The Bottom Line On Citizens Community Bancorp's P/E Ratio
Citizens Community Bancorp's P/E is 21.9 which is above average (18.6) in its market. With relatively high debt, and no earnings per share growth over twelve months, it's safe to say the market believes the company will improve its earnings growth in the future. What can be absolutely certain is that the market has become less optimistic about Citizens Community Bancorp over the last month, with the P/E ratio falling from 21.9 back then to 21.9 today. For those who don't like to trade against momentum, that could be a warning sign, but a contrarian investor might want to take a closer look.
When the market is wrong about a stock, it gives savvy investors an opportunity. If the reality for a company is better than it expects, you can make money by buying and holding for the long term.
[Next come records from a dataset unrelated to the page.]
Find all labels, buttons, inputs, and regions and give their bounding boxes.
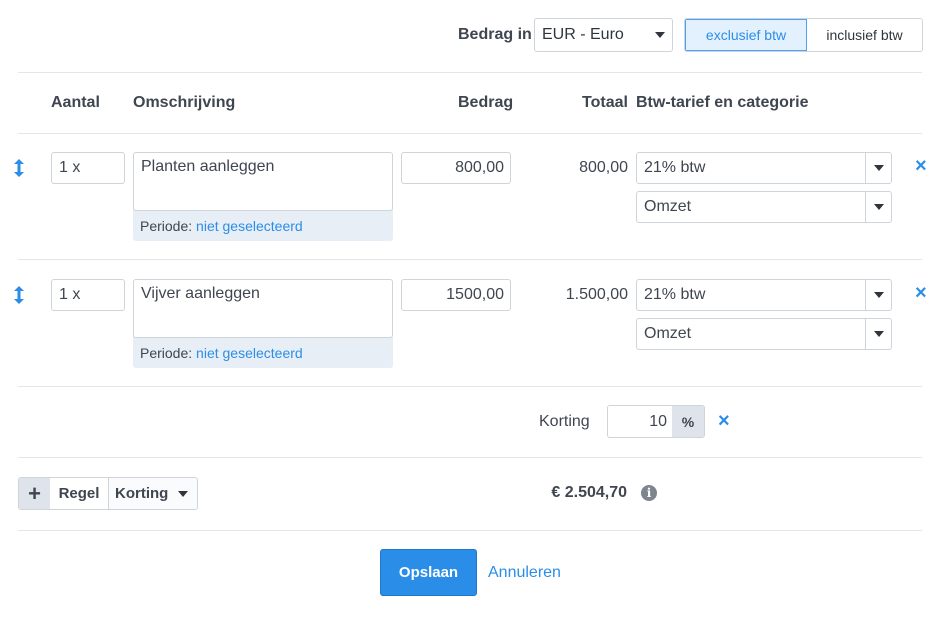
quantity-input[interactable]: 1 x bbox=[51, 279, 125, 311]
category-select[interactable]: Omzet bbox=[636, 318, 892, 350]
add-discount-dropdown[interactable]: Korting bbox=[109, 478, 197, 509]
remove-discount-icon[interactable]: × bbox=[718, 411, 730, 431]
discount-input[interactable]: 10 bbox=[608, 406, 672, 437]
period-link[interactable]: niet geselecteerd bbox=[196, 345, 303, 361]
chevron-down-icon bbox=[648, 32, 672, 38]
category-select[interactable]: Omzet bbox=[636, 191, 892, 223]
add-line-button[interactable]: Regel bbox=[50, 478, 109, 509]
period-link[interactable]: niet geselecteerd bbox=[196, 218, 303, 234]
grand-total: € 2.504,70 bbox=[551, 484, 627, 501]
header-total: Totaal bbox=[582, 94, 628, 111]
header-description: Omschrijving bbox=[133, 94, 236, 111]
period-label: Periode: bbox=[140, 218, 193, 234]
description-textarea[interactable]: Vijver aanleggen bbox=[133, 279, 393, 338]
chevron-down-icon[interactable] bbox=[865, 153, 891, 183]
chevron-down-icon[interactable] bbox=[865, 280, 891, 310]
header-amount: Bedrag bbox=[458, 94, 514, 111]
chevron-down-icon bbox=[178, 490, 189, 497]
description-block: Planten aanleggen Periode: niet geselect… bbox=[133, 152, 393, 241]
divider bbox=[18, 457, 922, 458]
info-icon[interactable]: i bbox=[641, 485, 657, 501]
line-total: 1.500,00 bbox=[565, 286, 628, 303]
remove-row-icon[interactable]: × bbox=[915, 283, 927, 303]
tax-mode-inclusive-button[interactable]: inclusief btw bbox=[807, 19, 922, 51]
quantity-input[interactable]: 1 x bbox=[51, 152, 125, 184]
description-textarea[interactable]: Planten aanleggen bbox=[133, 152, 393, 211]
plus-icon[interactable]: + bbox=[19, 478, 50, 509]
period-label: Periode: bbox=[140, 345, 193, 361]
discount-unit: % bbox=[672, 406, 704, 437]
drag-handle-icon[interactable] bbox=[12, 285, 26, 305]
divider bbox=[18, 72, 922, 73]
vat-rate-value: 21% btw bbox=[644, 159, 706, 176]
period-line: Periode: niet geselecteerd bbox=[140, 345, 303, 361]
divider bbox=[18, 386, 922, 387]
currency-select[interactable]: EUR - Euro bbox=[534, 18, 673, 52]
period-line: Periode: niet geselecteerd bbox=[140, 218, 303, 234]
divider bbox=[18, 259, 922, 260]
tax-mode-toggle[interactable]: exclusief btw inclusief btw bbox=[684, 18, 923, 52]
amount-input[interactable]: 1500,00 bbox=[401, 279, 511, 311]
chevron-down-icon[interactable] bbox=[865, 319, 891, 349]
add-line-group: + Regel Korting bbox=[18, 477, 198, 510]
currency-select-value: EUR - Euro bbox=[542, 26, 624, 43]
line-total: 800,00 bbox=[579, 159, 628, 176]
divider bbox=[18, 133, 922, 134]
header-vat: Btw-tarief en categorie bbox=[636, 94, 809, 111]
currency-label: Bedrag in bbox=[458, 26, 532, 43]
header-quantity: Aantal bbox=[51, 94, 100, 111]
drag-handle-icon[interactable] bbox=[12, 158, 26, 178]
chevron-down-icon[interactable] bbox=[865, 192, 891, 222]
vat-rate-value: 21% btw bbox=[644, 286, 706, 303]
vat-rate-select[interactable]: 21% btw bbox=[636, 152, 892, 184]
vat-rate-select[interactable]: 21% btw bbox=[636, 279, 892, 311]
remove-row-icon[interactable]: × bbox=[915, 156, 927, 176]
category-value: Omzet bbox=[644, 325, 692, 342]
add-discount-label: Korting bbox=[115, 485, 169, 502]
tax-mode-exclusive-button[interactable]: exclusief btw bbox=[685, 19, 807, 51]
discount-input-group: 10 % bbox=[607, 405, 705, 438]
description-block: Vijver aanleggen Periode: niet geselecte… bbox=[133, 279, 393, 368]
divider bbox=[18, 530, 922, 531]
category-value: Omzet bbox=[644, 198, 692, 215]
save-button[interactable]: Opslaan bbox=[380, 549, 477, 596]
cancel-link[interactable]: Annuleren bbox=[488, 564, 561, 582]
discount-label: Korting bbox=[539, 413, 590, 430]
amount-input[interactable]: 800,00 bbox=[401, 152, 511, 184]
So this free visual report on analyst forecasts could hold the key to an excellent investment decision.
You might be able to find a better buy than Citizens Community Bancorp. If you want a selection of possible winners, check out this free list of interesting companies that trade on a P/E below 20 (but have proven they can grow earnings).
If you spot an error that warrants correction, please contact the editor at email@example.com. This article by Simply Wall St is general in nature. It does not constitute a recommendation to buy or sell any stock, and does not take account of your objectives, or your financial situation. Simply Wall St has no position in the stocks mentioned.